TS: I learned a lot about patience and creating boundaries. I have a home studio where I recorded and wrote the majority of this new album. Living in such close quarters with my family, I had to create time to focus strictly on my project and move to a new environment. I was connecting virtually with songwriters and producers from around the world on different time zones and who were also complete strangers. It was like speed dating with creatives. Traditionally I would get into a physical room with other writers and there’s a period of time at the beginning of a session where you get to know each other but in these virtual sessions you’re baring your heart and feelings to complete strangers. It just accelerated the whole writing process, which wasn’t necessarily a bad thing but just different. It challenged me to write more directly and avoid being fluffy. Just say what you mean was the mission.
TC: With all of the holiday albums that come out every year, what makes A Tyler Shaw Christmas unique and special?

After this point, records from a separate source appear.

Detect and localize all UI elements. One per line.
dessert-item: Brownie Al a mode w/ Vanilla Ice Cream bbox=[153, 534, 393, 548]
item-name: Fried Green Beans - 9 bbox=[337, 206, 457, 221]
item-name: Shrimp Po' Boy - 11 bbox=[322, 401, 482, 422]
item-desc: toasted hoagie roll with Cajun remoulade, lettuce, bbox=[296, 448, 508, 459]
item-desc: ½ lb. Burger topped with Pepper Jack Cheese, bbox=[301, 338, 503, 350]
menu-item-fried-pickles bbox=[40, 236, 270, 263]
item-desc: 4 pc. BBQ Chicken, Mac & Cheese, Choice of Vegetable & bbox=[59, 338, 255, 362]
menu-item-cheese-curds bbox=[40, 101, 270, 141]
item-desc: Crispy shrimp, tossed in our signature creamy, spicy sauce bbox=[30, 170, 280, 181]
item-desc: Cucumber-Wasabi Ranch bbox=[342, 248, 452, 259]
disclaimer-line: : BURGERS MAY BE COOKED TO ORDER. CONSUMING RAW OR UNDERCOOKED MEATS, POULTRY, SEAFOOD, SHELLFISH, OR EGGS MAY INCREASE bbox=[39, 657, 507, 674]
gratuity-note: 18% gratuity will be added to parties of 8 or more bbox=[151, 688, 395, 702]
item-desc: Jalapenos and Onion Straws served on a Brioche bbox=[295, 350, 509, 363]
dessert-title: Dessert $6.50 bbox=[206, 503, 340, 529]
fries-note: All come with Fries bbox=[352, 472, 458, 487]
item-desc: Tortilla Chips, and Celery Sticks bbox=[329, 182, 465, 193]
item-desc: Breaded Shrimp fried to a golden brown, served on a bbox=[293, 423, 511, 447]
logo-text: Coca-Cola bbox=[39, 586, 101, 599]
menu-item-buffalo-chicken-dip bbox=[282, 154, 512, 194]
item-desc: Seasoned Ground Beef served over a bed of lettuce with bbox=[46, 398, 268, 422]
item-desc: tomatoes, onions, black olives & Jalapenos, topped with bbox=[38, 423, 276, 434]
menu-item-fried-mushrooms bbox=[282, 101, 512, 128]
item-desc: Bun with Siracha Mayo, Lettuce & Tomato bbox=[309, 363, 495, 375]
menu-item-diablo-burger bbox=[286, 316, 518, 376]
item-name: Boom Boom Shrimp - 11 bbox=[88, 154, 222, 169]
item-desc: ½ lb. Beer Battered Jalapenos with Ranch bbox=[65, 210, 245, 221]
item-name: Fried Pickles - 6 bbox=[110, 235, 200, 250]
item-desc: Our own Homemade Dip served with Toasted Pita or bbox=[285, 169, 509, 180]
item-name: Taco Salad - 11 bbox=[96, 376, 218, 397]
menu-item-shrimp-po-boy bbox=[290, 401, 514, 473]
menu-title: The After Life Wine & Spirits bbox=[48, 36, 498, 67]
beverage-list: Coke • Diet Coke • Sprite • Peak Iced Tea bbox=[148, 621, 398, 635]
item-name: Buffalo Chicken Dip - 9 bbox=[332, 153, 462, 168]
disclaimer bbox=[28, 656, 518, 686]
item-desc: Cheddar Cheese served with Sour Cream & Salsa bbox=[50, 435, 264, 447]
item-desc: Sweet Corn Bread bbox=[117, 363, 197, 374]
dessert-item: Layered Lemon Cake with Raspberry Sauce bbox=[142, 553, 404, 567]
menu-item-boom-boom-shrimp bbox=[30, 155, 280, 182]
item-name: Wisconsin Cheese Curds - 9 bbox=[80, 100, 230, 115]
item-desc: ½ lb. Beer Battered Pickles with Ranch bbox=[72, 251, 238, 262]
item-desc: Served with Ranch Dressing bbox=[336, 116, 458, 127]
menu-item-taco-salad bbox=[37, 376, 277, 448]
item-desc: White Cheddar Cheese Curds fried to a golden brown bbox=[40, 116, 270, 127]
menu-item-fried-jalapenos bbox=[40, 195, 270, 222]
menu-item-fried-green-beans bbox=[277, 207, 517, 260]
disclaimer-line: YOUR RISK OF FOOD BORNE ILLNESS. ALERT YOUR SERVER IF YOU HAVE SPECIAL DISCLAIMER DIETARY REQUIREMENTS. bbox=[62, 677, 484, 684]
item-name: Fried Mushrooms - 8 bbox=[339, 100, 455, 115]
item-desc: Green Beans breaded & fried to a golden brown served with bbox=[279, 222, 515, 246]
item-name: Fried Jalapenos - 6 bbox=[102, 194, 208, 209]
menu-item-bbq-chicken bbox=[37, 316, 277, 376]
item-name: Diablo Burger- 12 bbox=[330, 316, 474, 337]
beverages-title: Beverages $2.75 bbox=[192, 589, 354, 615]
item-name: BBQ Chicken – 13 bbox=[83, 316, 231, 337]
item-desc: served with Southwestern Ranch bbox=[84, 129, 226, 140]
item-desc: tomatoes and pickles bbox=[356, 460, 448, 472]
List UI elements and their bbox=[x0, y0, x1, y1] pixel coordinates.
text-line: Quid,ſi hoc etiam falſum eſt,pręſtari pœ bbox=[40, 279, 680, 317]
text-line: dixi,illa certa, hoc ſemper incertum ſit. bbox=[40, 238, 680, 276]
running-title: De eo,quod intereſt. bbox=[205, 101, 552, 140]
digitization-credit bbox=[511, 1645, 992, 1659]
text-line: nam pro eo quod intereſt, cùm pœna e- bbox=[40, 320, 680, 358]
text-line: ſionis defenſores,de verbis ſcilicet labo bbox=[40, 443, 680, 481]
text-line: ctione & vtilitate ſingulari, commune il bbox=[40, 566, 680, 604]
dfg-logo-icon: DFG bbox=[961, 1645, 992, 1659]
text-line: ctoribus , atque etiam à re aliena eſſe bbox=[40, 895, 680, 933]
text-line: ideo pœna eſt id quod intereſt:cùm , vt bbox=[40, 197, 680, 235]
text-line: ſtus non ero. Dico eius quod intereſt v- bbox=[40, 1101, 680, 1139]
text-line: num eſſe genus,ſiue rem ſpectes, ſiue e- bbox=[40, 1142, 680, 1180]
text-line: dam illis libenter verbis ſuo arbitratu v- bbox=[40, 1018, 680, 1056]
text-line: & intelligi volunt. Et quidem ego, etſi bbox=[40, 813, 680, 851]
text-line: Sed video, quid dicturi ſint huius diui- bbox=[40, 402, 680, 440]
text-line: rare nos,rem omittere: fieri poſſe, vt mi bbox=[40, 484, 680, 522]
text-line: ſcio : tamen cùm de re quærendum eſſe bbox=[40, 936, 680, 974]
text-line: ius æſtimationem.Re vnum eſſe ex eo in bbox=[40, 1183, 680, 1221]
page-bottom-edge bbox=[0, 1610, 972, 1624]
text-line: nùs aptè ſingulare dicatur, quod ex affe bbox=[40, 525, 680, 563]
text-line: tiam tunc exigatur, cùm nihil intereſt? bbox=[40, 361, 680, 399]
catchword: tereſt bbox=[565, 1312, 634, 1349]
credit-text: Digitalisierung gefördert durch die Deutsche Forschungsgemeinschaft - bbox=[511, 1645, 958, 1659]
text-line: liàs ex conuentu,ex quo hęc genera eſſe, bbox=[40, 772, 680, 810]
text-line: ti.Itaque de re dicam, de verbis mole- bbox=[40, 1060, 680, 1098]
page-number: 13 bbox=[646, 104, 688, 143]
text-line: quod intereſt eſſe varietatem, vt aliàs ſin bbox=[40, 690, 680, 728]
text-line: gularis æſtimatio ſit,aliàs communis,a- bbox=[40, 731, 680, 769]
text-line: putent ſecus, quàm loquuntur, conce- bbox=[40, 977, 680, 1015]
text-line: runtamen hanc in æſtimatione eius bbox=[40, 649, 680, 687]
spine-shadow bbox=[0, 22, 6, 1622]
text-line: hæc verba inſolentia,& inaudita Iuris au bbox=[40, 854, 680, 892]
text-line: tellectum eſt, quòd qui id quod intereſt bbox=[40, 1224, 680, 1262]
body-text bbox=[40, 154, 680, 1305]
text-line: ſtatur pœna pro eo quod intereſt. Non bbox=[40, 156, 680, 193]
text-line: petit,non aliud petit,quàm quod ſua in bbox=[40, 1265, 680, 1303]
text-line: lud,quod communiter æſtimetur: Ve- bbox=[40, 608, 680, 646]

TS: I’ve taken some of my more successful Christmas covers from years past and combined them with some new covers and originals to round out the project. The way I envisioned this album is that when your family comes over for Christmas Day that you stream or play this album from front to back and it helps narrate the perfect Christmas. It has a little bit of something for everyone in the family. One of my favorite songs on the album is an original song called “Christmas In Your Eyes” that I wrote for and also features my daughter, Everly. The song is written from the perspective of me reliving the magic of Christmas and holidays through my daughter’s eyes. Everly was born just before Christmas last year so this, in theory, will be her first time really experiencing Christmas and I think it’s something special we’ll share for years to come. You’ll hear her voice in the song, and I even cut her in on the publishing.
TC: You’re hitting the road this November with The Tenors to spread some holiday joy. What are you most excited for on this tour?

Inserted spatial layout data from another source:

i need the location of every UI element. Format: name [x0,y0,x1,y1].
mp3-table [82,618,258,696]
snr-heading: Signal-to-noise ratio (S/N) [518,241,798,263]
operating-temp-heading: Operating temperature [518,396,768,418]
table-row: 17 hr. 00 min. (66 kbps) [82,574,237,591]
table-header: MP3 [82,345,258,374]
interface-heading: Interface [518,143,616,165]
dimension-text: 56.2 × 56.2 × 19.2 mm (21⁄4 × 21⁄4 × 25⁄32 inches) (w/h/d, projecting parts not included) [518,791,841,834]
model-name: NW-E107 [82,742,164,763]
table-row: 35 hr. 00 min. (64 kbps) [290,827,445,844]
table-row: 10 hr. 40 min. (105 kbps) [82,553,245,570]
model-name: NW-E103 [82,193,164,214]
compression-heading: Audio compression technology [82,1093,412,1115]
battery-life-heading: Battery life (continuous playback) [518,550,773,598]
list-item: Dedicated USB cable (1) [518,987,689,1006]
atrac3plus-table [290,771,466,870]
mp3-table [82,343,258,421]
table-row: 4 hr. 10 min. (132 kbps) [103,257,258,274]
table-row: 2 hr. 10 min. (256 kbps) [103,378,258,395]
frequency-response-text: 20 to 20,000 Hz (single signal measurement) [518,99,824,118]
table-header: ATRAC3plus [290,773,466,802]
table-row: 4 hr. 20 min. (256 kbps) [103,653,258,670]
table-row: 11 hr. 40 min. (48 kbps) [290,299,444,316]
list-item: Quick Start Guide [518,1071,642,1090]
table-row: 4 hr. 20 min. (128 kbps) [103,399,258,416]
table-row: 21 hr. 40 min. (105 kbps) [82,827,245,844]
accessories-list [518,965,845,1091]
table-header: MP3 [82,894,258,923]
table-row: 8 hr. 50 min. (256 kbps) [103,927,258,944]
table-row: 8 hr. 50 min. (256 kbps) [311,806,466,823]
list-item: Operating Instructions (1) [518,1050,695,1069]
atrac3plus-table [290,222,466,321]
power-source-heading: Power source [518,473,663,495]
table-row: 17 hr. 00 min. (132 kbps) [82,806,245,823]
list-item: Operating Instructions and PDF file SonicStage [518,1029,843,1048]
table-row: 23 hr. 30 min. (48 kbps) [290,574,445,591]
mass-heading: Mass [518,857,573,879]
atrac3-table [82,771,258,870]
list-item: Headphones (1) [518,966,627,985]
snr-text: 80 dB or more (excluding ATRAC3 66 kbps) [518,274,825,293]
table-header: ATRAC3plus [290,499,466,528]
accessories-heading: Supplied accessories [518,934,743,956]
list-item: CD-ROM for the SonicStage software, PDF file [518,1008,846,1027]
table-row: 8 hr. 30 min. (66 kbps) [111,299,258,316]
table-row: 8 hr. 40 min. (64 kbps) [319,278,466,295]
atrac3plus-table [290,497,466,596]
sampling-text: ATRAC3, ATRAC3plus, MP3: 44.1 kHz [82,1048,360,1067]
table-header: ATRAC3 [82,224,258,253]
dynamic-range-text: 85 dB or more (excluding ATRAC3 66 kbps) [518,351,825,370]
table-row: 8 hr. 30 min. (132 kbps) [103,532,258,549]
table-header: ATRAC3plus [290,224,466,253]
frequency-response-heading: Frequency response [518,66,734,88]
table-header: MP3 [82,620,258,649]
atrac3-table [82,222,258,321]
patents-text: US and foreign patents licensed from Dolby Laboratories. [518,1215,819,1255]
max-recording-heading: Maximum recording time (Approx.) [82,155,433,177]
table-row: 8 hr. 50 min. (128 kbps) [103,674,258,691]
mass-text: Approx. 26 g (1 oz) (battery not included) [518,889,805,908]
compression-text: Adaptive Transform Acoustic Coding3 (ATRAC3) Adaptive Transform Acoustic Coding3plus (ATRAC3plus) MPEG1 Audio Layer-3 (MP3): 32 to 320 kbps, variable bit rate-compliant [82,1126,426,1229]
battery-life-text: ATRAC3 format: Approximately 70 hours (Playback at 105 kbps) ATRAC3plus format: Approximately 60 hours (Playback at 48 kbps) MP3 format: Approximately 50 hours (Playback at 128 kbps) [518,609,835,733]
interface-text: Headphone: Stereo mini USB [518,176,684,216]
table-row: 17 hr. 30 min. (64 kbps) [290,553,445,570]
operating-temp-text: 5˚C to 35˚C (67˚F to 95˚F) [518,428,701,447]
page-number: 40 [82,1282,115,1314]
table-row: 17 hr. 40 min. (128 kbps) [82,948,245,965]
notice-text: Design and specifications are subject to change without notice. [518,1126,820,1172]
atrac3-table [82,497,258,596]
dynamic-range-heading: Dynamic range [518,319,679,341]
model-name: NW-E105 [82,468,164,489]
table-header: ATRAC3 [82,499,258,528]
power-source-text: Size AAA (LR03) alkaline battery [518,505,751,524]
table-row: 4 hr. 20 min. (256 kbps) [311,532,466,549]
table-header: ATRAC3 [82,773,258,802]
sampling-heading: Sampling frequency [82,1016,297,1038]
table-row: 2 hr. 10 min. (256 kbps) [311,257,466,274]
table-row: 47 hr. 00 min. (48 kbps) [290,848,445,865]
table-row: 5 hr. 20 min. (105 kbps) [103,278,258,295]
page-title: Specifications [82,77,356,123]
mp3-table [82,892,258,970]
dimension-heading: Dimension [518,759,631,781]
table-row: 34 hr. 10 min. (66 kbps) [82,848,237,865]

TS: Honestly, performing in front of people. While I loved staying connected with fans virtually over the past two years, there’s nothing better than a live audience singing along and feeding off of their energy. The Tenors put on an incredible live show and I’m happy to be joining them. I’m also offering my VIP experience for fans as well, which looks a bit different than the traditional meet-and-greets but it’s a real opportunity to connect with my fans before the show, so I’m looking forward to that.
TC: You’ve also worked together with the Tenors to bring back an old holiday favourite, “O Holy Night.” What was it like reworking a classic?
TS: I was working on my new Christmas album most of the summer, which seems strange but that’s how far in advance you need to craft music for the holidays. When I was putting together the project, I really wanted to have some type of holiday classic and make it a collaboration. There’s something so warm about voices blending and harmonizing. I landed on “O Holy Night” as one of those staple holiday classics that I felt everyone knew would be this big moment on the album. I called on my friends The Tenors, who I had coincidentally met a few years back at a Santa Claus parade performance. We recently worked together on the ArtistsCAN cover of “Lean On Me” for COVID relief last year. I’m a pop artist and The Tenors are classically trained so that was a learning curve for all of us in the studio in terms of how we orchestrated this song and made it happen. It took a minute, but I think the final version is absolutely incredible. I remember playing it for a few people when the final mix came in and people were getting emotional. I don’t want to make people cry for the holidays but the emotion this song draws from people is really special. I feel this version is timeless.
TC: If you had to get rid of all the Christmas songs in the world, except one, which one would you keep?
TS: One of my all-time favourite Christmas songs is “It’s Beginning to Look a Lot Like Christmas” by Michael Bublé. If he’s the king of Christmas, I want to be the prince! You can hear the magic in his voice.